On arrive aux deux dénouements. Comment les enfants vont-ils apprendre à accepter une situation de chômage ? Bah, il suffit que les pères retrouvent du boulot, tiens ! Le papa d'Héloïse sera comptable pour le monsieur qui lui donne ses cours de tango ; celui de Max et Lili travaillera au service informatique d'une usine.
On n'est pas étonné d'apprendre que les nouveaux emplois des papas, c'est pas manœuvre sur un chantier ni agent de sécurité de nuit. Parce que bon, ces libres ne racontent pas les parents de Jasmine ou de Dylan, mais les parents de Max, de Lili et d'Héloïse. Ils appartiennent à une classe sociale qui peut sans doute considérer le chômage comme une épreuve temporaire (c'est le cas dans les deux livres) et non comme un environnement permanent.

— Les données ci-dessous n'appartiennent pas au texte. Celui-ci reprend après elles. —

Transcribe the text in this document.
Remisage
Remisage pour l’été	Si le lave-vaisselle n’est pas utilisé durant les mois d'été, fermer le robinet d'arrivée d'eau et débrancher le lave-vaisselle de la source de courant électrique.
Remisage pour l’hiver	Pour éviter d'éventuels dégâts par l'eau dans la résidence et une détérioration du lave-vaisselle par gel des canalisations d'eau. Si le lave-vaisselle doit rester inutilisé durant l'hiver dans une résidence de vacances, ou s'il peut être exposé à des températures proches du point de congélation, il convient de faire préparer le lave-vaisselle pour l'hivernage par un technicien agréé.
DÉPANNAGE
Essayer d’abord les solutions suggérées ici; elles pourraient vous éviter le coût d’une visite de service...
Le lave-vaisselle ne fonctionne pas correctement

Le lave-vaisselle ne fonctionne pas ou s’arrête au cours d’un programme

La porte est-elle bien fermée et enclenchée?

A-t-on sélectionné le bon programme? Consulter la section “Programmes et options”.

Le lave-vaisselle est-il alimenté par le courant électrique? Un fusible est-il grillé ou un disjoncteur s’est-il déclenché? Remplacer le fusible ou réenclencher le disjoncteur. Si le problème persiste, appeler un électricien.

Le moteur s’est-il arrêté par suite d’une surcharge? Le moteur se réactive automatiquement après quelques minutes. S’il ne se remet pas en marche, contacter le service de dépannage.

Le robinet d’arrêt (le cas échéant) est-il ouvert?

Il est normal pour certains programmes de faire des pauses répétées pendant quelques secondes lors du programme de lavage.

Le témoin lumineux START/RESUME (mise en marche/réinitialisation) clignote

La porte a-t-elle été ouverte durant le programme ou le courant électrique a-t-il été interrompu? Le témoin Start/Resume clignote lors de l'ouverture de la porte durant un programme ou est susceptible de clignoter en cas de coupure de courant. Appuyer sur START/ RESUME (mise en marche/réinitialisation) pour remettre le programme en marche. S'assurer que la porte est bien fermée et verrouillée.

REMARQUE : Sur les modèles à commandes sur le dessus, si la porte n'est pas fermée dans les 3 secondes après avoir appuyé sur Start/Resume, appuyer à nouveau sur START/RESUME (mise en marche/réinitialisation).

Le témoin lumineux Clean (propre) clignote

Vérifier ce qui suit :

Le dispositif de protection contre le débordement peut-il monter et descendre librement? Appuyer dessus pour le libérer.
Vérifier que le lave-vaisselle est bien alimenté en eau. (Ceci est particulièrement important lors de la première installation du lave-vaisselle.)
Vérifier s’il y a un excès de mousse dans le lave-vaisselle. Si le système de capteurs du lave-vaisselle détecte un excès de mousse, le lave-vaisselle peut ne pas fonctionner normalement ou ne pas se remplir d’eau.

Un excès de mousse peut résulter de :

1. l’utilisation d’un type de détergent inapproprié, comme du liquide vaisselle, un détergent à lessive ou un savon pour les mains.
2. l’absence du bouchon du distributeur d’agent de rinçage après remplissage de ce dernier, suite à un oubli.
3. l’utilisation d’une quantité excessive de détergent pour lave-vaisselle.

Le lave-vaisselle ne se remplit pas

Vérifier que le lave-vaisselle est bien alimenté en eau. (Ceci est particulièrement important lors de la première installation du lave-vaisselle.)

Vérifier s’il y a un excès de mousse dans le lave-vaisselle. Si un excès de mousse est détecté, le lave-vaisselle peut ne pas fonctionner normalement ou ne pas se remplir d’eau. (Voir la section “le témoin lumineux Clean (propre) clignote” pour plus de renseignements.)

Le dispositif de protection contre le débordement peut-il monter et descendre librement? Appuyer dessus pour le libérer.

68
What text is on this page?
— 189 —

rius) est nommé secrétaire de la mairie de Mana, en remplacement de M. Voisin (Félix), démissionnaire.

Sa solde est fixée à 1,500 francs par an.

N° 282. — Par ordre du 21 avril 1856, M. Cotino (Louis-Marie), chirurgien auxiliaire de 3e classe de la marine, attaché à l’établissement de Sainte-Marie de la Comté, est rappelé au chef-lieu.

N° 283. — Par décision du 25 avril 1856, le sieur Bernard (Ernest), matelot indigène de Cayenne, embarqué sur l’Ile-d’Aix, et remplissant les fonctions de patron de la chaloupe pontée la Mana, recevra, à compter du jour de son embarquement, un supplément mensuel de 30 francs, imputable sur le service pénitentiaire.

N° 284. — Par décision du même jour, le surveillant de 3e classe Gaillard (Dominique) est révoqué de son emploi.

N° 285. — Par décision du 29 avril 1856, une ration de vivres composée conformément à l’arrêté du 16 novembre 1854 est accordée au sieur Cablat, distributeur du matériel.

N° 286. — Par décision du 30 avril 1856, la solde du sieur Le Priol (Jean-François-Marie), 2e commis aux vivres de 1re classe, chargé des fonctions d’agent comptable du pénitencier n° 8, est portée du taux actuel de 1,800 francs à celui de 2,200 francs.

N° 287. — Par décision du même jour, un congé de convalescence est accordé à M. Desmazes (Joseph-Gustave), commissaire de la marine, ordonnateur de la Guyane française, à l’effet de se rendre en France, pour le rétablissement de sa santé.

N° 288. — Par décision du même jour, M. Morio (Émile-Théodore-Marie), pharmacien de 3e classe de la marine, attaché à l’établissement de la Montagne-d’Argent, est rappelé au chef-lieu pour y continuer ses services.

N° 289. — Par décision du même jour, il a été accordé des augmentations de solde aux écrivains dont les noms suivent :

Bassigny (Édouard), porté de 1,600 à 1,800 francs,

Parler du chômage aux enfants en évacuant les aspects politiques (l'insécurité sociale, le chômage de masse, l'exclusion, le coût du travail), c'est plus simple, sûrement, mais ça signifie de passer à côté de quelque chose.

Bien sûr, quand on est au chomdu on a moins d'argent... mais on aimerait que les enfants puissent percevoir dans le chômage autre chose que le manque, la honte, la tristesse. Surtout si leurs parents connaissent le chômage persistant. Le chômage peut aussi être perçu comme une réalité politique, et au sein de laquelle on peut se débrouiller et recréer des liens collectifs, la fameuse économie informelle. Le chômage peut impliquer : du temps libre ; d'autres apprentissages ; de l'autogestion ; de la joie, etc.
Il faut vraiment que je propose quelques titres de littérature enfantine sur le chômage, avec des histoires abordables ET un point de vue politique.